Un'arterosclerosi grave può esistere anche senza apparenti segni clinici.

Le arterie sono vasi con pareti muscolari, che trasportano il sangue dal cuore al resto del corpo. Se si trovano in buono stato, hanno pareti con rivestimento interno liscio e sono sufficientemente elastiche da adattarsi a variazioni anche estreme della pressione sanguigna, in modo che il sangue possa scorrervi liberamente. A volte, tuttavia, sulle pareti si formano depositi di grasso, in genere a cominciare dai punti sottoposti a maggiore sforzo, dove un'arteria si ramifica o dove la parete stessa è lievemente lesa. Col crescere del deposito di grasso, la parete viene ulteriormente danneggiata, e col passar del tempo il piccolo deposito primitivo diventa una massa dura di tessuto grasso che erode la parete, diminuisce l'elasticità dell'arteria restringendone il lume e ostacolando il flusso del sangue. La piccola massa di tessuto grasso è chiamata ateroma; una massa ateromatosa più grande è chiamata placca ateromatosa, e il nome della malattia cui questo fenomeno da luogo, aterosclerosi, significa letteralmente «indurimento da ateroma».

Quali sono i sintomi?
Di rado se ne manifestano prima che il danno sia già esteso. Quando compaiono, di solito dopo molti anni, è perché una certa parte del corpo non è più rifornita di sangue a sufficienza, e i sintomi variano a seconda della parte colpita. Si possono avere solo crampi alle gambe dopo una camminata più o meno lunga, come si possono avere un colpo apoplettico, un'insufficienza renale, l'angina pectoris o una trombosi delle coronarie.

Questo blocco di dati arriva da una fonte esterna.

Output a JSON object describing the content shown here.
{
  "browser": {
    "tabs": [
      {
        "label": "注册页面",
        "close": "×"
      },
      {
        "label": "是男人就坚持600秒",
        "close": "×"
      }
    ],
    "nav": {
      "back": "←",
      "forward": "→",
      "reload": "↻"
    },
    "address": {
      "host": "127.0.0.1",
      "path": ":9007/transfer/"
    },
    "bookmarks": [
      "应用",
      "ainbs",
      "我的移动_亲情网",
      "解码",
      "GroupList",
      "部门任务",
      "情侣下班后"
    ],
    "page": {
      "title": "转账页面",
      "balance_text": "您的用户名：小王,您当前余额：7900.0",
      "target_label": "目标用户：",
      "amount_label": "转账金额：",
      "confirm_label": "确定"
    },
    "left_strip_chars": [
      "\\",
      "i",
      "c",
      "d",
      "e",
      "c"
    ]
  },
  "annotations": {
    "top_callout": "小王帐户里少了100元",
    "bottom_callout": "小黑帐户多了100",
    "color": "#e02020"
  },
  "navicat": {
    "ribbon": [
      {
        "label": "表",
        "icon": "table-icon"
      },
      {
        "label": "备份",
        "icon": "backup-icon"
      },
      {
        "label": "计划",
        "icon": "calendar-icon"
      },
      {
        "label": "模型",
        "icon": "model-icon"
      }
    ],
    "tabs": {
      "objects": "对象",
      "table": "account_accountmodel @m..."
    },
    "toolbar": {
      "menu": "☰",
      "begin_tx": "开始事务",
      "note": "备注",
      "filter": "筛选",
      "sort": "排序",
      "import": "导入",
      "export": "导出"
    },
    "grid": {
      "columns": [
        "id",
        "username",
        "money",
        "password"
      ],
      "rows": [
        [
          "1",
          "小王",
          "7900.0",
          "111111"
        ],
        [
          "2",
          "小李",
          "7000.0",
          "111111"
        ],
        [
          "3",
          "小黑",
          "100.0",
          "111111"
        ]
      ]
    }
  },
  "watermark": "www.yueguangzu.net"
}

Quanto è frequente il problema?
L'aterosclerosi è molto diffusa nelle società occidentali. E cosi spesso asintomatica che non si possono raccogliere dati accurati, ma le autopsie indicano che questa malattia è in certa misura diffusa in modo quasi universale, soprattutto tra i maschi. Ne sono affetti perfino dei bambini. Uno dei motivi principali di ciò è che l'aterosclerosi è associata con un alto livello di grassi e di colesterolo nel sangue. La maggior parte degli abitanti del mondo industrializzato mangiano cibi ricchi di grassi o di colesterolo, come carne, burro e uova, causa di aterosclerosi. Le possibilità di contrarre questa malattia sono maggiori se, oltre a mangiare molti grassi, siete un uomo, di qualsiasi età, o una donna sopra i 35 anni; se fumate; se siete affetti da diabete, disturbi renali o elevata pressione sanguigna. Naturalmente la gravita dell' atcrosclerosi aumenta con l'età.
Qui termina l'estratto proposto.